When he revived and looked around the panther lay still on one side of him and the dog, cruelly wounded, struggled feebly with a low whining on the other. A large section of the mighty cat's neck had been literally torn out by the discharge of the gun at close quarters and there could be no question that life was extinct. Assured of this, and fearing that the dog could not survive, Ted put an arm around his faithful savior's neck and wept.

It was thus that the boy and the dog were found when, after the welcome sounds of the rescuing party's nearing halloo, Buck Hardy rushed upon the scene, followed by Al Peters, Bud Jones, Hubert and July.

"Are you all right, kid?" asked Buck, gathering Ted up tenderly.

"I'm all right, but the dog—poor, faithful Spot! Can't you do something for him, Mr. Hardy?"

A brush stretcher was hastily constructed and Ted was placed upon it, but he refused to be borne to the camp by the four men until the wounded dog had been laid at his side.

"We'd better hunt around this island tomorrow," remarked Al Peters, as the four men labored across the island with their burden. "That boy bags more game right here than we do on our long trips."

It pleased Ted greatly to overhear this, but his satisfaction was not complete until, after a careful examination of the cruelly clawed dog at camp, he was assured that his devoted friend would recover. His own slight head wound and sprained ankle did not trouble him.
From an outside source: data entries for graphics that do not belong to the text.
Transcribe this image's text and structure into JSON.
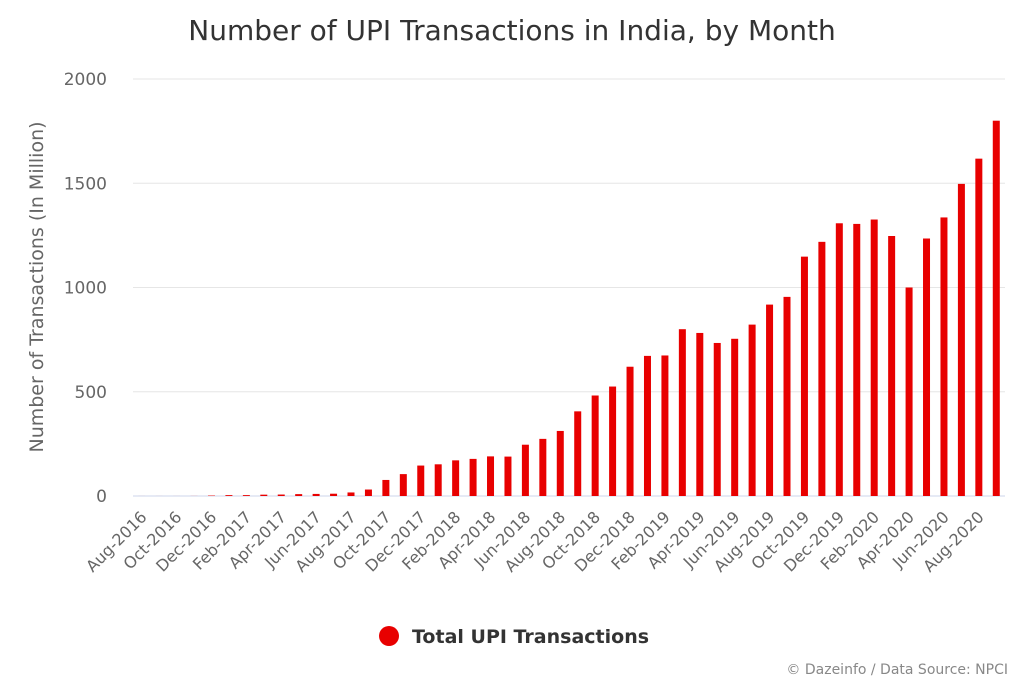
{
  "chart_data": {
    "type": "bar",
    "title": "Number of UPI Transactions in India, by Month",
    "ylabel": "Number of Transactions (In Million)",
    "xlabel": "",
    "ylim": [
      0,
      2000
    ],
    "yticks": [
      "0",
      "500",
      "1000",
      "1500",
      "2000"
    ],
    "grid": true,
    "legend_position": "bottom",
    "categories": [
      "Aug-2016",
      "Sep-2016",
      "Oct-2016",
      "Nov-2016",
      "Dec-2016",
      "Jan-2017",
      "Feb-2017",
      "Mar-2017",
      "Apr-2017",
      "May-2017",
      "Jun-2017",
      "Jul-2017",
      "Aug-2017",
      "Sep-2017",
      "Oct-2017",
      "Nov-2017",
      "Dec-2017",
      "Jan-2018",
      "Feb-2018",
      "Mar-2018",
      "Apr-2018",
      "May-2018",
      "Jun-2018",
      "Jul-2018",
      "Aug-2018",
      "Sep-2018",
      "Oct-2018",
      "Nov-2018",
      "Dec-2018",
      "Jan-2019",
      "Feb-2019",
      "Mar-2019",
      "Apr-2019",
      "May-2019",
      "Jun-2019",
      "Jul-2019",
      "Aug-2019",
      "Sep-2019",
      "Oct-2019",
      "Nov-2019",
      "Dec-2019",
      "Jan-2020",
      "Feb-2020",
      "Mar-2020",
      "Apr-2020",
      "May-2020",
      "Jun-2020",
      "Jul-2020",
      "Aug-2020",
      "Sep-2020"
    ],
    "tick_labels": [
      "Aug-2016",
      "Oct-2016",
      "Dec-2016",
      "Feb-2017",
      "Apr-2017",
      "Jun-2017",
      "Aug-2017",
      "Oct-2017",
      "Dec-2017",
      "Feb-2018",
      "Apr-2018",
      "Jun-2018",
      "Aug-2018",
      "Oct-2018",
      "Dec-2018",
      "Feb-2019",
      "Apr-2019",
      "Jun-2019",
      "Aug-2019",
      "Oct-2019",
      "Dec-2019",
      "Feb-2020",
      "Apr-2020",
      "Jun-2020",
      "Aug-2020"
    ],
    "series": [
      {
        "name": "Total UPI Transactions",
        "color": "#e80000",
        "values": [
          0.1,
          0.1,
          0.1,
          0.3,
          2,
          4.2,
          4.2,
          6.4,
          7,
          9,
          10,
          11,
          17,
          31,
          77,
          105,
          146,
          152,
          171,
          178,
          190,
          189,
          246,
          274,
          312,
          406,
          482,
          525,
          620,
          672,
          674,
          800,
          782,
          734,
          754,
          822,
          918,
          955,
          1148,
          1219,
          1308,
          1305,
          1326,
          1247,
          1000,
          1235,
          1336,
          1497,
          1618,
          1800
        ]
      }
    ]
  },
  "credit": "© Dazeinfo / Data Source: NPCI"
}
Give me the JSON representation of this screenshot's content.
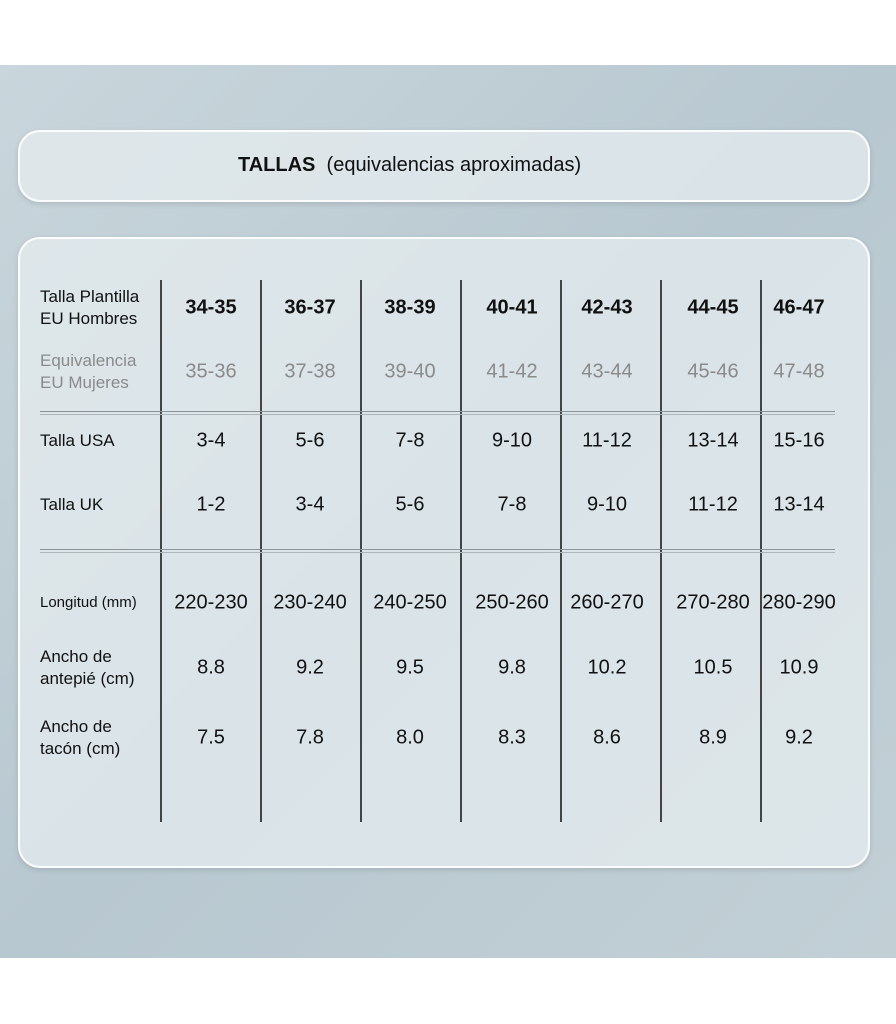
{
  "header": {
    "title": "TALLAS",
    "subtitle": "(equivalencias aproximadas)"
  },
  "table": {
    "rows": [
      {
        "label": [
          "Talla Plantilla",
          "EU Hombres"
        ],
        "values": [
          "34-35",
          "36-37",
          "38-39",
          "40-41",
          "42-43",
          "44-45",
          "46-47"
        ]
      },
      {
        "label": [
          "Equivalencia",
          "EU Mujeres"
        ],
        "values": [
          "35-36",
          "37-38",
          "39-40",
          "41-42",
          "43-44",
          "45-46",
          "47-48"
        ]
      },
      {
        "label": [
          "Talla USA"
        ],
        "values": [
          "3-4",
          "5-6",
          "7-8",
          "9-10",
          "11-12",
          "13-14",
          "15-16"
        ]
      },
      {
        "label": [
          "Talla UK"
        ],
        "values": [
          "1-2",
          "3-4",
          "5-6",
          "7-8",
          "9-10",
          "11-12",
          "13-14"
        ]
      },
      {
        "label": [
          "Longitud (mm)"
        ],
        "values": [
          "220-230",
          "230-240",
          "240-250",
          "250-260",
          "260-270",
          "270-280",
          "280-290"
        ]
      },
      {
        "label": [
          "Ancho de",
          "antepié (cm)"
        ],
        "values": [
          "8.8",
          "9.2",
          "9.5",
          "9.8",
          "10.2",
          "10.5",
          "10.9"
        ]
      },
      {
        "label": [
          "Ancho de",
          "tacón (cm)"
        ],
        "values": [
          "7.5",
          "7.8",
          "8.0",
          "8.3",
          "8.6",
          "8.9",
          "9.2"
        ]
      }
    ]
  }
}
After each had received the most expert attention the sympathetic and admiring camp of slackers was capable of, it was merely a matter of keeping still temporarily in order to save himself from pain.

"What's a little scratch on the head and a sprained ankle," he asked of the solicitous men about the camp fire that night, "compared with what our soldiers have to stand—liquid fire and poison gas bombs in the trenches and submarine torpedoes at sea?"

"I don't reckon anybody in this war has been up against anything worse than you was to-day," remarked Buck Hardy, glancing at the panther skin which had been brought in and hung up in the camp where the lame boy could see it.

"Oh, yes, they have," insisted Ted; "but they were not scared the way I was. Why, our soldiers on the Tuscania stood and sang 'The Star-Spangled Banner' while the ship was sinking and they were waiting their turn to get off in the boats. Many of them went to their death like the greatest heroes."